I have developed also a module to generate a PWM signal in order to test the Verilog module. Now, we can execute the testbench using Icarus Verilog and the next script

iverilog ../test/buck_test.sv ../source/pwm_generator.v ../source/buck_v1_0.v -s buck_test -o ./sim.vvp
vvp sim.vvp
rm ./sim.vvp


Now, on GTKWave we can check that the model response is pretty similar to the Simulink response, and, for an input voltage of 24 volts, and a duty cycle of 25%, the output voltage is 6 volts, which is the expected voltage.

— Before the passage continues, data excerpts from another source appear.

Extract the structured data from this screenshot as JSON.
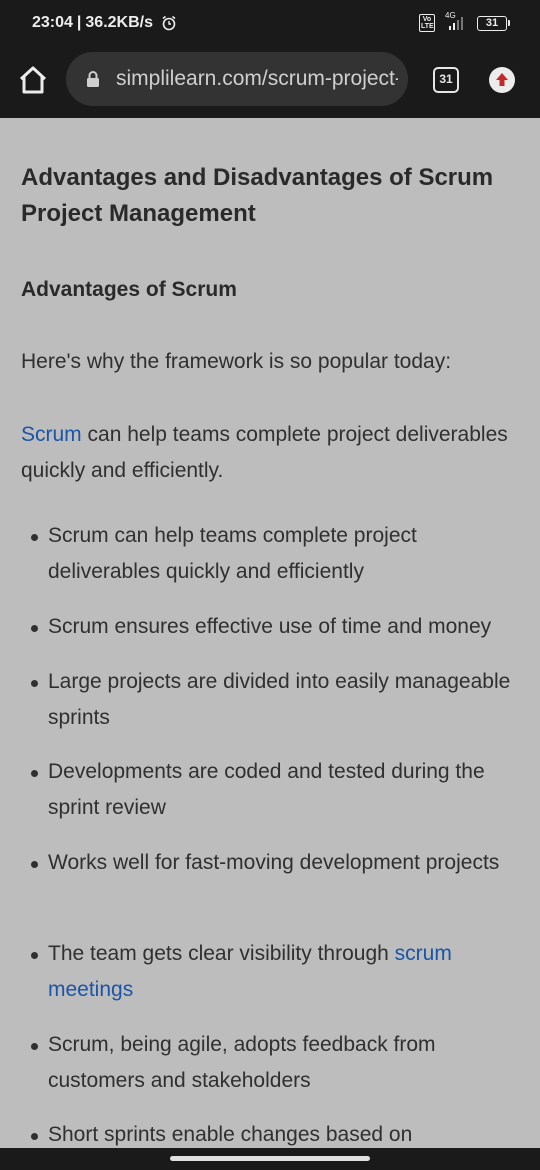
{
  "status_bar": {
    "time": "23:04",
    "separator": "|",
    "speed": "36.2KB/s",
    "volte_label": "Vo LTE",
    "network_label": "4G",
    "battery_level": "31",
    "icons": [
      "alarm-clock-icon",
      "volte-icon",
      "signal-icon",
      "battery-icon"
    ]
  },
  "browser": {
    "url": "simplilearn.com/scrum-project-management",
    "tab_count": "31",
    "icons": [
      "home-icon",
      "lock-icon",
      "tabs-icon",
      "upgrade-icon"
    ]
  },
  "article": {
    "heading": "Advantages and Disadvantages of Scrum Project Management",
    "subheading": "Advantages of Scrum",
    "intro": "Here's why the framework is so popular today:",
    "para_link": "Scrum",
    "para_rest": " can help teams complete project deliverables quickly and efficiently.",
    "bullets": [
      {
        "text": "Scrum can help teams complete project deliverables quickly and efficiently"
      },
      {
        "text": "Scrum ensures effective use of time and money"
      },
      {
        "text": "Large projects are divided into easily manageable sprints"
      },
      {
        "text": "Developments are coded and tested during the sprint review"
      },
      {
        "text": "Works well for fast-moving development projects"
      },
      {
        "text_before": "The team gets clear visibility through ",
        "link": "scrum meetings"
      },
      {
        "text": "Scrum, being agile, adopts feedback from customers and stakeholders"
      },
      {
        "text": "Short sprints enable changes based on"
      }
    ],
    "link_color": "#1b55a8"
  }
}
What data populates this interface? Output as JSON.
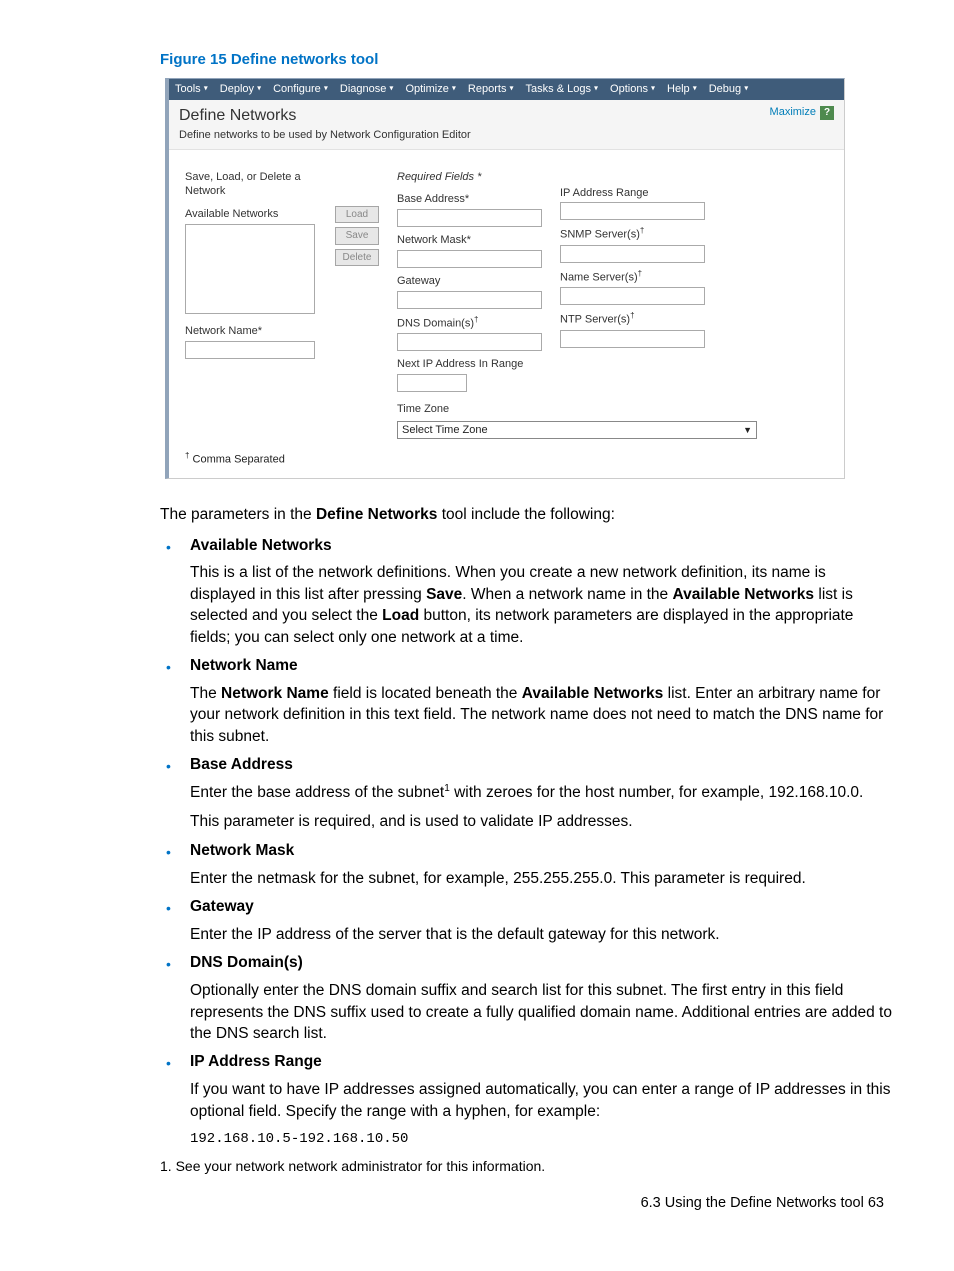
{
  "figure_title": "Figure 15 Define networks tool",
  "menu": [
    "Tools",
    "Deploy",
    "Configure",
    "Diagnose",
    "Optimize",
    "Reports",
    "Tasks & Logs",
    "Options",
    "Help",
    "Debug"
  ],
  "tool": {
    "title": "Define Networks",
    "subtitle": "Define networks to be used by Network Configuration Editor",
    "maximize": "Maximize"
  },
  "col1": {
    "save_load_delete": "Save, Load, or Delete a Network",
    "available_networks": "Available Networks",
    "network_name": "Network Name*"
  },
  "buttons": {
    "load": "Load",
    "save": "Save",
    "delete": "Delete"
  },
  "col2": {
    "required_fields": "Required Fields *",
    "base_address": "Base Address*",
    "network_mask": "Network Mask*",
    "gateway": "Gateway",
    "dns_domains": "DNS Domain(s)",
    "next_ip": "Next IP Address In Range",
    "time_zone_label": "Time Zone",
    "time_zone_value": "Select Time Zone"
  },
  "col3": {
    "ip_range": "IP Address Range",
    "snmp": "SNMP Server(s)",
    "name_servers": "Name Server(s)",
    "ntp": "NTP Server(s)"
  },
  "form_footnote": "Comma Separated",
  "dagger": "†",
  "intro": {
    "pre": "The parameters in the ",
    "bold": "Define Networks",
    "post": " tool include the following:"
  },
  "params": {
    "avail": {
      "title": "Available Networks",
      "p1a": "This is a list of the network definitions. When you create a new network definition, its name is displayed in this list after pressing ",
      "p1b": "Save",
      "p1c": ". When a network name in the ",
      "p1d": "Available Networks",
      "p1e": " list is selected and you select the ",
      "p1f": "Load",
      "p1g": " button, its network parameters are displayed in the appropriate fields; you can select only one network at a time."
    },
    "netname": {
      "title": "Network Name",
      "p1a": "The ",
      "p1b": "Network Name",
      "p1c": " field is located beneath the ",
      "p1d": "Available Networks",
      "p1e": " list. Enter an arbitrary name for your network definition in this text field. The network name does not need to match the DNS name for this subnet."
    },
    "base": {
      "title": "Base Address",
      "p1a": "Enter the base address of the subnet",
      "p1b": " with zeroes for the host number, for example, 192.168.10.0.",
      "p2": "This parameter is required, and is used to validate IP addresses."
    },
    "mask": {
      "title": "Network Mask",
      "body": "Enter the netmask for the subnet, for example, 255.255.255.0. This parameter is required."
    },
    "gateway": {
      "title": "Gateway",
      "body": "Enter the IP address of the server that is the default gateway for this network."
    },
    "dns": {
      "title": "DNS Domain(s)",
      "body": "Optionally enter the DNS domain suffix and search list for this subnet. The first entry in this field represents the DNS suffix used to create a fully qualified domain name. Additional entries are added to the DNS search list."
    },
    "iprange": {
      "title": "IP Address Range",
      "body": "If you want to have IP addresses assigned automatically, you can enter a range of IP addresses in this optional field. Specify the range with a hyphen, for example:",
      "example": "192.168.10.5-192.168.10.50"
    }
  },
  "doc_footnote": "1.  See your network network administrator for this information.",
  "page_footer": "6.3 Using the Define Networks tool    63"
}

Now, since I want to compare the RTL model and the Simulink model, I have added the next code to the testbench to generate a csv file with the inductor current and the output voltage.

  /* output file */
initial
begin
file_id = $fopen("data.csv","w");$fwrite(file_id, "time, inductor_current, output_voltage \n");

forever begin
@(posedge clock_enable);
$fwrite(file_id, "%f, %d, %d \n",$time*base_time, inductor_current, output_voltage);
end

end


Finally, reading this file from MATLAB, we can plot the RTL response with the Simulink response and compare them.

%% read simulation data

rtl_time = rtl_data(:,1);
rtl_inductor_current = rtl_data(:,2) / 2^16;
rtl_output_voltage= rtl_data(:,3) / 2^16;

%% compare data

figure;
plot(data.tout, vo)
hold on
plot(rtl_time, rtl_output_voltage)
xlim([0, 0.2])
`